At the Board of Health’s one-hour meeting Monday evening, Public Health Nurse Simone Carter announced that the state designated the Hopkinton Health Department as a Community Naloxone Purchasing Program affiliate, allowing it to distribute the medicine used to rapidly reverse an opioid overdose.
The goal of the CNPP is to prevent death from opioid overdose by increasing distribution of free naloxone to community organizations across Massachusetts, according to the mass.gov website. CNPP designees can order naloxone at a partial or full subsidy directly from the State Office of Pharmacy Services. The program stipulates that designees are expected to provide counseling on overdose prevention and training on overdose response to all persons who receive naloxone as part of this initiative. This naloxone will not be billed to a patient’s insurance.
“As we continue our planning progress, we will institute free community trainings on a rolling basis,” Carter said. “In the meantime, naloxone and fentanyl testing kits are always available through the Health Department, and I can train anyone who needs that in person.”
“That is really great news,” said Board of Health Chair Lisa Whittemore.
Fellow board members Richard Jacobs and Regina Miloslavsky commended Carter for her efforts.
Said Jacobs: “I’m just impressed with what you’re doing.”
“Our goal is to take these certifications and then develop a community crisis response team,” added Health Director Shaun McAuliffe. It would work with fire and police as well as the Youth and Family Services Department and the Senior Center.
He explained that the naloxone and fentanyl testing kits would be distributed to the public at some point just like COVID-19 testing kits.
“The DPH has recognized that the department as a whole is really firing on all cylinders,” he added. “They said that they would support any request that we provided them.”
COVID cases decrease
In other news, Carter explained that COVID-19, RSV and the flu all are beginning to decrease both locally and nationwide. The current average COVID-19 official case count of reported cases is averaging 2.6 cases per day in town, “and it seems to be relatively mild disease.”
She added that people should still be mindful of prevention strategies, as it still is present.
Regarding test kits, Carter noted that the shelf life for them was extended by the Food and Drug Administration for 15 months past the initial three-month timeframe.
The department still is offering the Moderna bivalent booster shots to those ages 6 and older. Clinics are run every Tuesday, but Carter noted that she can be contacted to arrange appointments. She said that as the virus continues to weaken, “It will look a lot more like flu going forward” with annual vaccinations.
Climate Action Workgroup shares update
Climate Action Workgroup members gave a presentation about its climate action strategy, receiving a commitment of support from the Board of Health. It is a subcommittee of the Sustainable Green Committee that has been educating local boards about its work.

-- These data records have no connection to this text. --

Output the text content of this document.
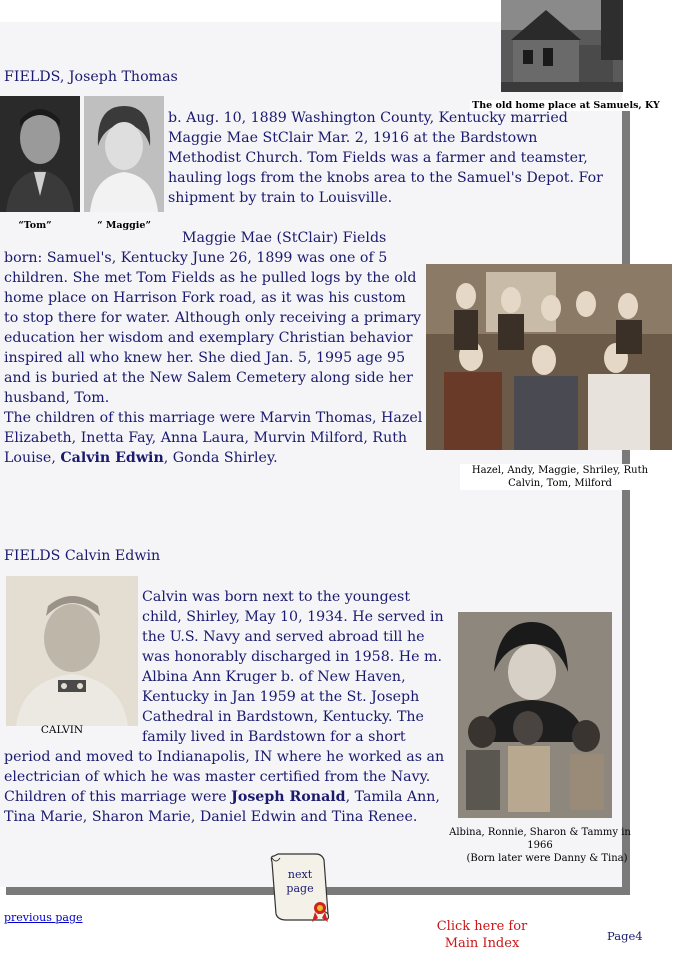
The old home place at Samuels, KY
FIELDS, Joseph Thomas
“Tom”	“ Maggie”
b. Aug. 10, 1889 Washington County, Kentucky married Maggie Mae StClair Mar. 2, 1916 at the Bardstown Methodist Church. Tom Fields was a farmer and teamster, hauling logs from the knobs area to the Samuel's Depot. For shipment by train to Louisville.
Maggie Mae (StClair) Fields born: Samuel's, Kentucky June 26, 1899 was one of 5 children. She met Tom Fields as he pulled logs by the old home place on Harrison Fork road, as it was his custom to stop there for water. Although only receiving a primary education her wisdom and exemplary Christian behavior inspired all who knew her. She died Jan. 5, 1995 age 95 and is buried at the New Salem Cemetery along side her husband, Tom.
The children of this marriage were Marvin Thomas, Hazel Elizabeth, Inetta Fay, Anna Laura, Murvin Milford, Ruth Louise, Calvin Edwin, Gonda Shirley.
Hazel, Andy, Maggie, Shriley, Ruth
Calvin, Tom, Milford
FIELDS Calvin Edwin
CALVIN
Calvin was born next to the youngest child, Shirley, May 10, 1934. He served in the U.S. Navy and served abroad till he was honorably discharged in 1958. He m. Albina Ann Kruger b. of New Haven, Kentucky in Jan 1959 at the St. Joseph Cathedral in Bardstown, Kentucky. The family lived in Bardstown for a short period and moved to Indianapolis, IN where he worked as an electrician of which he was master certified from the Navy. Children of this marriage were Joseph Ronald, Tamila Ann, Tina Marie, Sharon Marie, Daniel Edwin and Tina Renee.
Albina, Ronnie, Sharon & Tammy in 1966
(Born later were Danny & Tina)
next
page
previous page
Click here for
Main Index	Page4
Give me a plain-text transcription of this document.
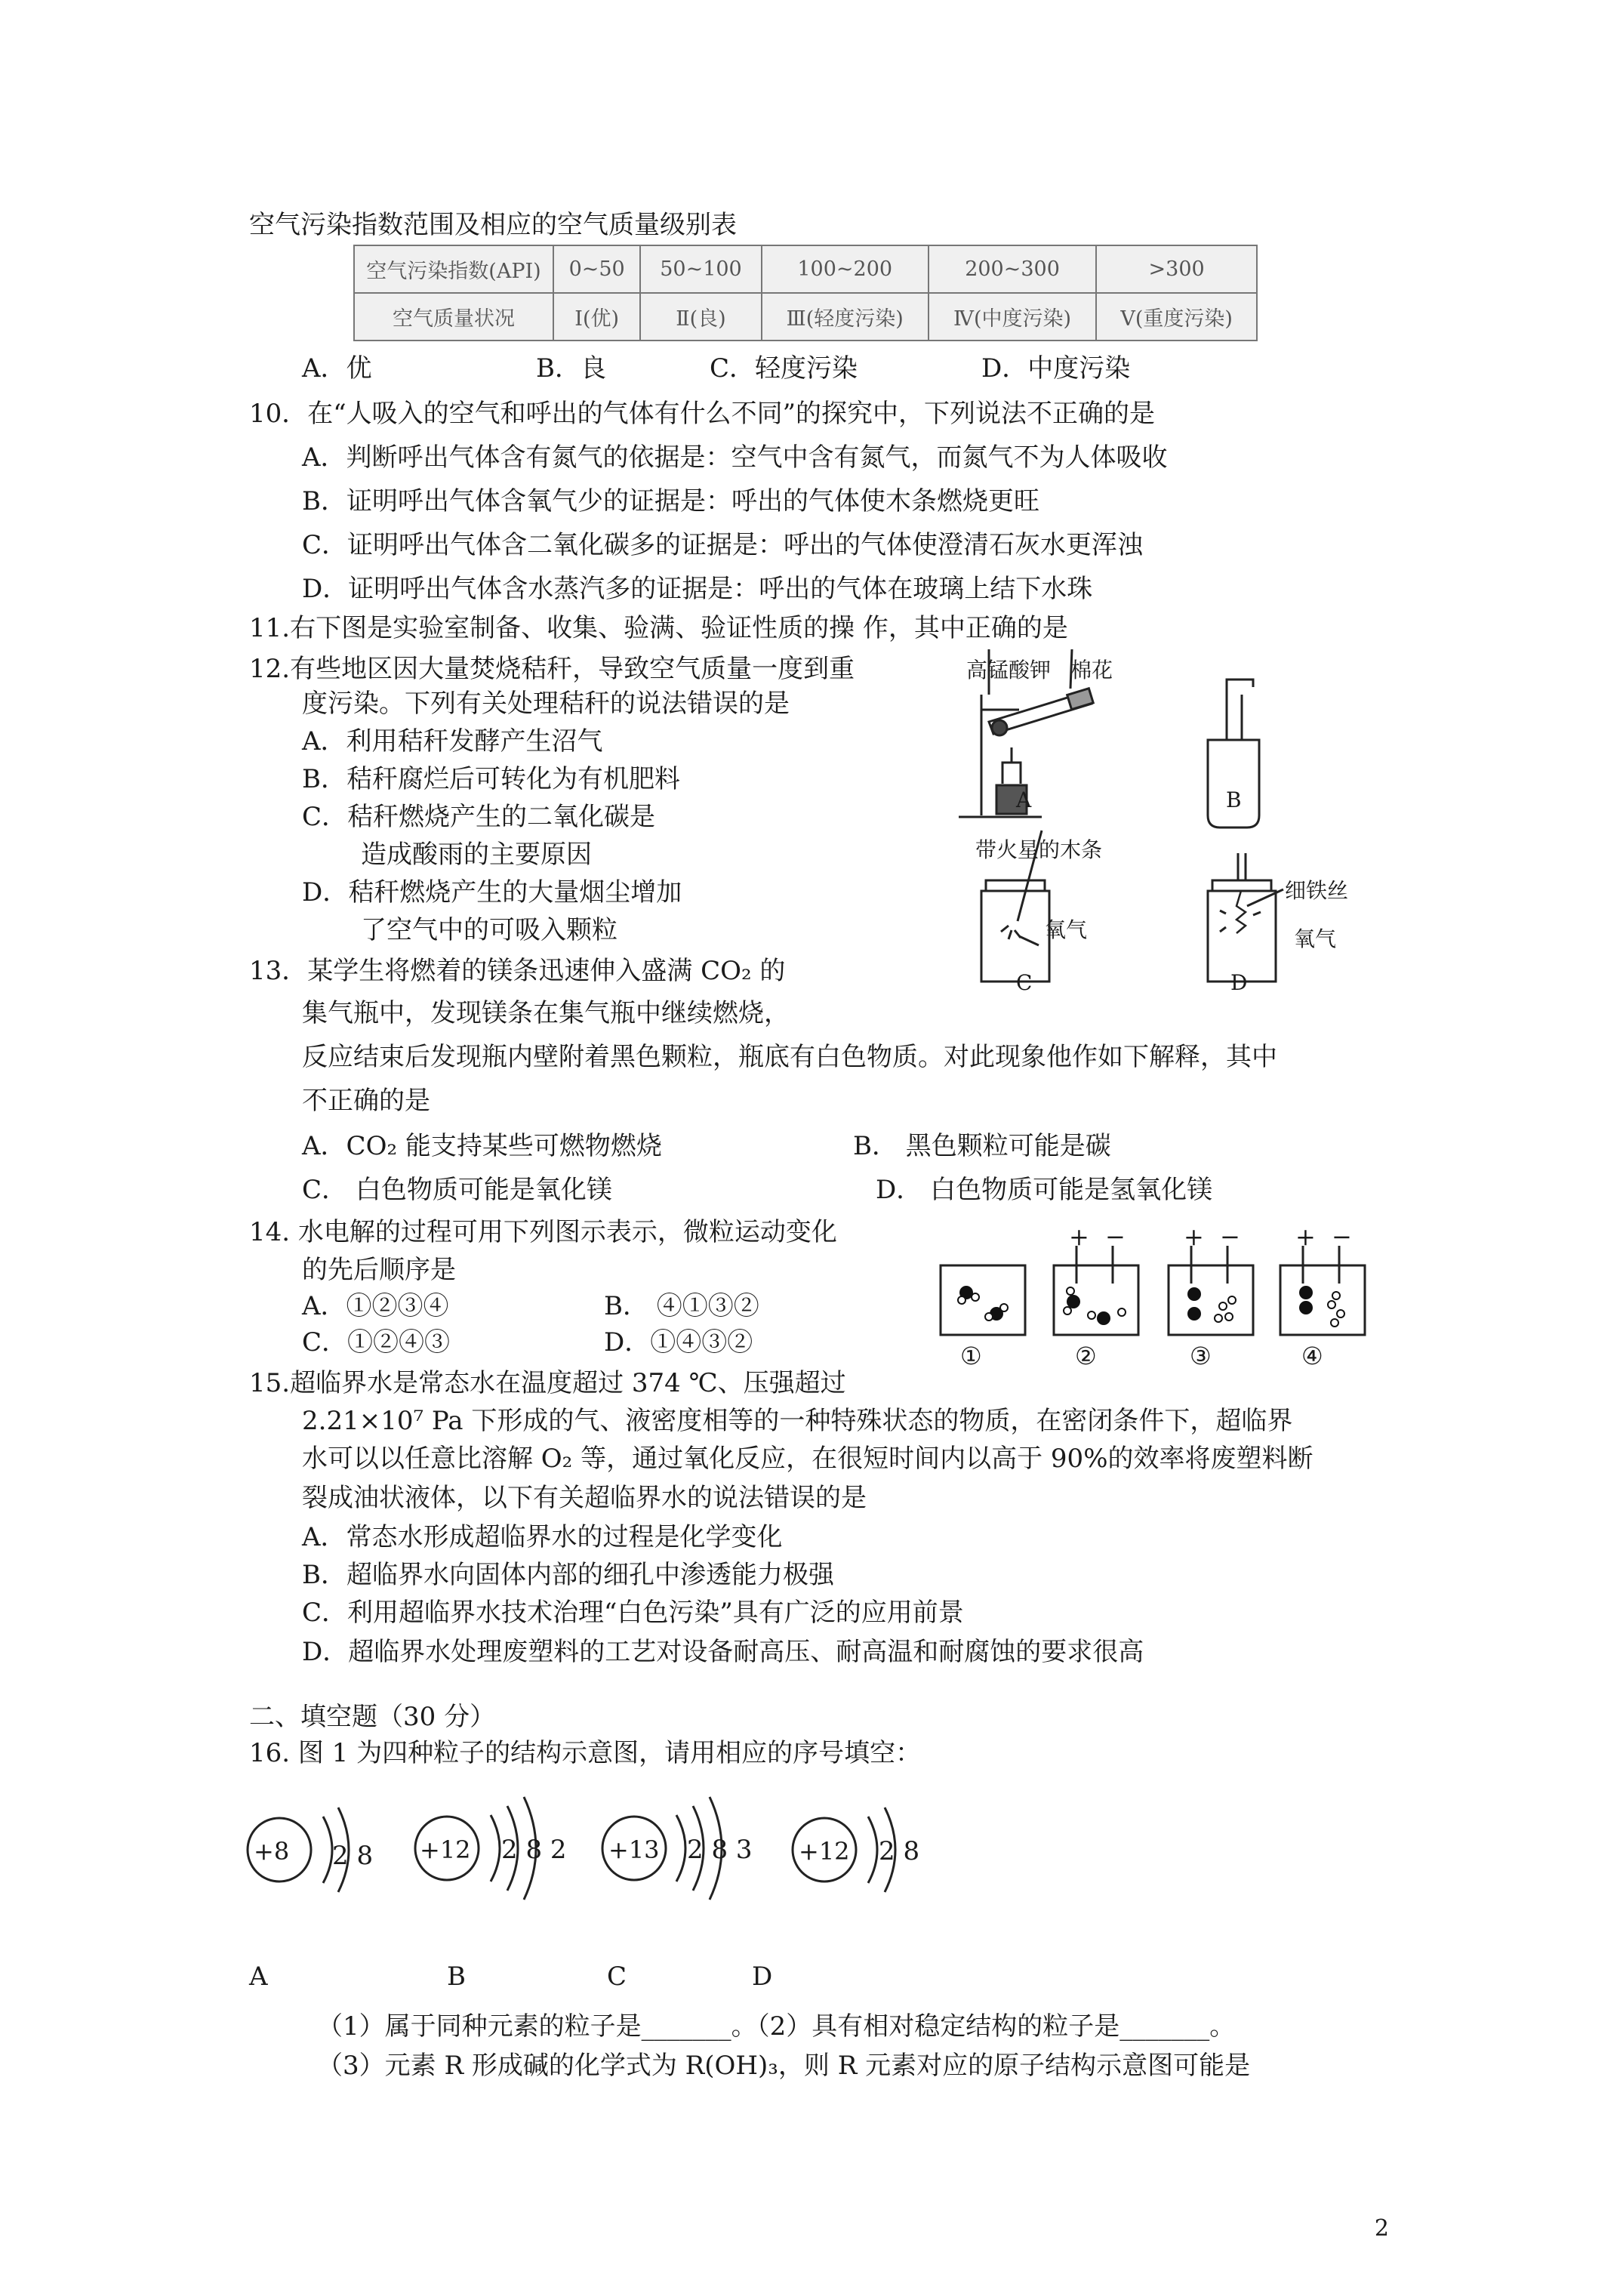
空气污染指数范围及相应的空气质量级别表
空气污染指数(API)	0~50	50~100	100~200	200~300	>300
空气质量状况	Ⅰ(优)	Ⅱ(良)	Ⅲ(轻度污染)	Ⅳ(中度污染)	Ⅴ(重度污染)
A．优	B．良	C．轻度污染	D．中度污染
10．在“人吸入的空气和呼出的气体有什么不同”的探究中，下列说法不正确的是
A．判断呼出气体含有氮气的依据是：空气中含有氮气，而氮气不为人体吸收
B．证明呼出气体含氧气少的证据是：呼出的气体使木条燃烧更旺
C．证明呼出气体含二氧化碳多的证据是：呼出的气体使澄清石灰水更浑浊
D．证明呼出气体含水蒸汽多的证据是：呼出的气体在玻璃上结下水珠
11.右下图是实验室制备、收集、验满、验证性质的操 作，其中正确的是
12.有些地区因大量焚烧秸秆，导致空气质量一度到重
度污染。下列有关处理秸秆的说法错误的是
A．利用秸秆发酵产生沼气
B．秸秆腐烂后可转化为有机肥料
C．秸秆燃烧产生的二氧化碳是
造成酸雨的主要原因
D．秸秆燃烧产生的大量烟尘增加
了空气中的可吸入颗粒
高锰酸钾 棉花
A	B
带火星的木条
氧气
C
细铁丝
氧气
D
13．某学生将燃着的镁条迅速伸入盛满 CO₂ 的
集气瓶中，发现镁条在集气瓶中继续燃烧，
反应结束后发现瓶内壁附着黑色颗粒，瓶底有白色物质。对此现象他作如下解释，其中
不正确的是
A．CO₂ 能支持某些可燃物燃烧	B． 黑色颗粒可能是碳
C． 白色物质可能是氧化镁	D． 白色物质可能是氢氧化镁
14. 水电解的过程可用下列图示表示，微粒运动变化
的先后顺序是
A．①②③④	B． ④①③②
C．①②④③	D．①④③②
+ − + − + −
①	②	③	④
15.超临界水是常态水在温度超过 374 ℃、压强超过
2.21×10⁷ Pa 下形成的气、液密度相等的一种特殊状态的物质，在密闭条件下，超临界
水可以以任意比溶解 O₂ 等，通过氧化反应，在很短时间内以高于 90%的效率将废塑料断
裂成油状液体，以下有关超临界水的说法错误的是
A．常态水形成超临界水的过程是化学变化
B．超临界水向固体内部的细孔中渗透能力极强
C．利用超临界水技术治理“白色污染”具有广泛的应用前景
D．超临界水处理废塑料的工艺对设备耐高压、耐高温和耐腐蚀的要求很高
二、填空题（30 分）
16. 图 1 为四种粒子的结构示意图，请用相应的序号填空：
+8 2 8 +12 2 8 2 +13 2 8 3 +12 2 8
A	B	C	D
（1）属于同种元素的粒子是_______。（2）具有相对稳定结构的粒子是_______。
（3）元素 R 形成碱的化学式为 R(OH)₃，则 R 元素对应的原子结构示意图可能是
2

“Climate change is a global problem with requires local solutions,” said Geoff Rowland, the group’s leader, as he led the presentation. “Here in Hopkinton, we’re trying to do our part.
The group is focusing on conducting a greenhouse gas inventory to assess the town’s carbon emissions. Residential buildings, commercial and industrial buildings and passenger vehicles each comprise about one-third of the town’s total greenhouse gas emissions, he explained. The Eversource LNG (liquefied natural gas) plant produces about 7-8 percent of total Hopkinton emissions and about 20 percent of stationary commercial/industrial emissions, Rowland noted.
McAuliffe added that the town previously invited Harvard University and Boston University to the LNG facility to conduct air quality testing and surveillance. There was not much fugitive gas around the plant, he said, according to their findings.
A problem that is “low-hanging fruit” to be solved by Eversource relatively easily is the number of gas leaks in town, noted McAuliffe.
“There’s currently no developed method to figure out the carbon sequestration impact there — which we know there is,” Rowland said. “We know that our trees, as we let them grow, are bringing in more carbon. We know that if we plant more native plants and reduce the size of our lawns, we’re restoring our carbon.”
The group also plans to put forward a net zero resolution, Rowland continued. It would set a target for reducing carbon emissions by 50 percent by 2030, 75 percent by 2037, and 100 percent by 2045. The last two target figures are lower than the state’s goals of 2040 and 2050, respectively. He noted that neighboring Westborough has “four to five times the amount” of emissions as Hopkinton because Hopkinton has more green space, as well as newer buildings with more efficient building standards.
“Does that make your percent reduction more challenging because you’re starting from a better spot?” Jacobs asked.
Rowland said that no matter what year is picked, “This is going to be crazy hard to achieve.”
The Climate Action Workgroup also is in the process of drafting a climate action plan, which will include community feedback sessions, as well as a municipal aggregation plan, he added.
Workgroup member Nicole Simpson said that as more people transition to electric or hybrid vehicles, the rates will improve.
Fellow member Amy Groves also noted the impact of insect-borne illness and soil erosion on the environment.
“It’s really such important work that you’re doing,” Whittemore said. “Any way that we can support you, we are more than happy to support you.”